As medidas de restrição impostas por todos os países, mostraram-se até agora eficazes e salvaram vidas, numa altura da pandemia em que ainda não havia um número significativo de pessoas imunizada. Mas como os vírus não são sensíveis a determinações políticas, o SARS-CoV-2 vai continuar a circular e a infetar pessoas, sendo as pessoas não vacinadas as mais vulneráveis. Neste sentido, devemos incentivar a vacinação e continuar a capacitar todas as pessoas através de informação fidedigna e atualizada, para que sempre que apresentem sintomas, adotem as medidas que já conhecemos: usar máscara, manter o distanciamento físico, arejar os espaços fechados e higienizar as mãos com regularidade. Todos temos uma responsabilidade individual de adotar comportamentos que já sabemos serem eficazes e eticamente recomendados.

 

 

"..a vigilância epidemiológica deve continuar de forma sentinela."

 

 

Entrar em fase de endemia não significa ter um otimismo irrealista e, em função dele não fazer o que deve ser feito.
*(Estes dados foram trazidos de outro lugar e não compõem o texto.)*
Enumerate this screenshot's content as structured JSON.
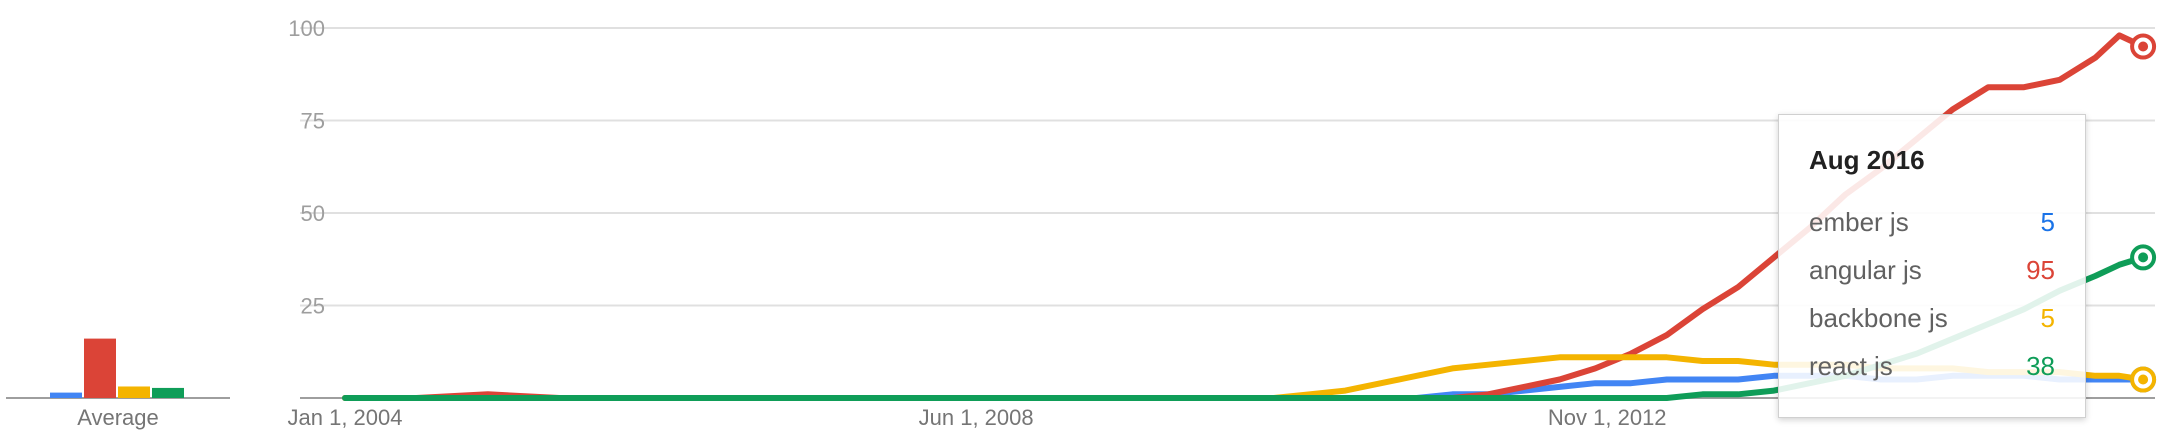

Aceitar sem medidas adequadas que ficaremos um dia todos infetados e desta forma aumentarmos a nossa imunidade, pode significar mais variantes, anos da presença do vírus, novos surtos e mais mortes. Por este motivo, a vigilância epidemiológica deve continuar de forma sentinela, para que atempadamente se possa intervir do ponto de vista estratégico, tático e operacional, evitando assim criar novas oportunidades para que o vírus sofra mutações. Para além deste aspeto, é fundamental monitorizar os designados casos de COVID pós-aguda, ou longa, ou prolongada (5, 6). As sequelas multiorgânicas da doença têm um impacto significativo num número elevado de pessoas, mas há que prever para intervir, de que forma os serviços de saúde podem dar resposta a esta situação. Intervir significa melhorar as infraestruturas de cuidados em regime ambulatório, novos modelos de assistência e uma cooperação interdisciplinar integral.

 

A associar às medidas individuais e às de vigilância epidemiológica, devem ser intensificados os estudos da eficácia em larga escala dos novos medicamentos para a COVID-19 e o melhoramento das vacinas (1), uma vez que são fatores que terão impacto no futuro da relação entre a imunidade humana e a ameaçadora capacidade de evolução do coronavírus.

 

Se as medidas de eliminação das restrições em pleno aumento de casos pela variante Ómicron são ajustadas, só o saberemos mais tarde, mas o risco está presente. O futuro da pandemia que todos querem passar para endemia, depende de fatores sobre os quais não temos qualquer controlo. Até se saber se as medidas são proporcionais aos objetivos que se quer atingir, podemos ter mais variantes, as mutações podem ter impacto na eficácia das vacinas e como consequência desta luta assimétrica entre humanos e o SARS-CoV-2, pode haver mais pessoas doentes, mais mortes e sistemas de saúde com problemas na capacidade de resposta. Os cenários do futuro estão todos em aberto, mas nenhum país pode alegar que não sabe o que pode acontecer e que medidas de prevenção deve adotar.

 

Se no início da pandemia o lema era: Testar! Testar! Testar! Agora tem que ser: Testar e Vacinar! Vacinar! Vacinar!

 

Ana Paula Nunes

Docente na Área de Saúde de Enfermagem


 

(1) Biernath, A. O que muda na prática se a covid virar endemia? BBC News Brasil em São Paulo. 2022; 8 fevereiro

(2) Katzourakis, A. COVID-19: endemic doesn’t mean harmless. Nature. 2022; 24 January

(3) World Health Organization. Malaria. 2021; 6 december 

(4) Murray, C. COVID-19 will continue but the end of the pandemic is near. The Lancet. 2022; January 29; Volume 399, ISSUE 10323: 417-419. DOI

(5) Nalbandian, A. et al. Post-acute COVID-19 syndrome. Nat Med. 2021; march, 22; 27, 601–615

(6) Mehandru, S., Merad, M. Pathological sequelae of long-haul COVID. Nat Immunol. 2022; february, 1; 23, 194–202.